[Core] Actor supports job lifetime
Description
Currently Ray actor has two lifetimes:
- detached
- ref counting based
It would be nice to introduce a third mode: job that the lifetime of the actor is tied with the job/driver lifetime.
Use case
No response
We have a use case for this, where certain classes that facilitate running work on a cluster internally use actors for state management (as an implementation detail). It is possible that several of these classes are instantiated as part of the same job, and in this case, we want them to be using the same actor. We have been using named actors for this (not detached), and the classes have been constructing them passing a common name and with the get_if_exists=True flag set so they will be shared.

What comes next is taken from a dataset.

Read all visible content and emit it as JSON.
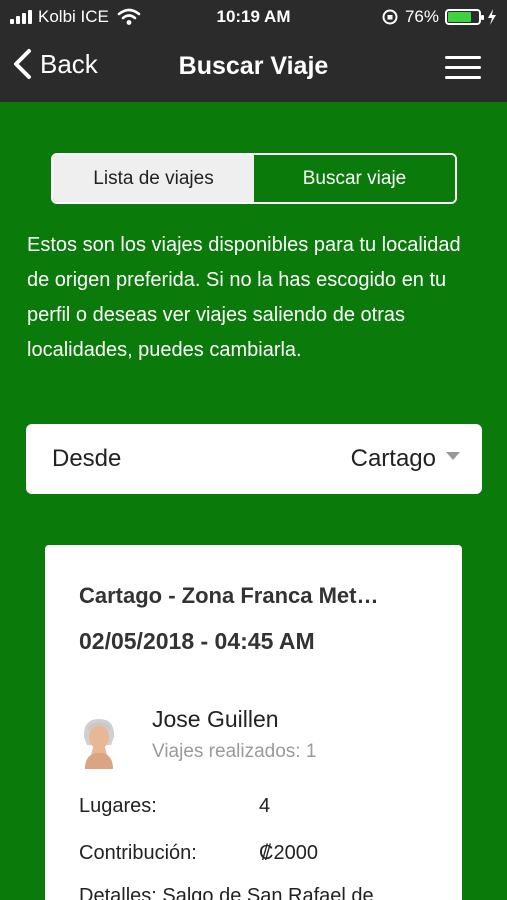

The change here makes the existing option less viable, as any classes that get an already-existing actor are only holding a weak reference to it, so if the original class that created it goes out of scope, the actor gets killed. Having an actor lifetime tied to the job/driver lifetime would be safer way to implement the original pattern.
The use case sounds a bit narrow when applied in user-facing scenarios, can someone please provide some more use cases to when a job lifetime actor is very valuable?
We also have a use-case for an actor that acts as a job level cache. As soon as the job completes, we would like the actor to be killed as well. We can have two tasks creating a same named actor on the job namespace, however the actor gets killed as soon as the task completes. A repro script below:
import ray
@ray.remote
class Cache:
def __init__(self):
self.cache = {}
def get(self, key):
return self.cache.get(key)
def put(self, key, value):
self.cache[key] = value
ray.init(address='auto', namespace="test")
@ray.remote
def task_put():
print(ray.get_runtime_context().namespace)
actor = Cache.options(name="c", namespace=ray.get_runtime_context().namespace, get_if_exists=True).remote()
print(f"Actor={actor}")
ray.get(actor.put.remote('a', 'we expect this to be returned'))
@ray.remote
def task_get():
print(ray.get_runtime_context().namespace)
actor = Cache.options(name="c", namespace=ray.get_runtime_context().namespace, get_if_exists=True).remote()
print(f"Actor={actor}")
return ray.get(actor.get.remote('a'))
ray.get(task_put.remote())
# (task_put pid=35731) test
# (task_put pid=35731) Actor=Actor(Cache, 6a952335ea63922a4d01a69609000000)
ray.get(task_get.remote())
# (task_get pid=35731) test
# (task_get pid=35731) Actor=Actor(Cache, ea1944b5f41eb5a146b8c1e309000000)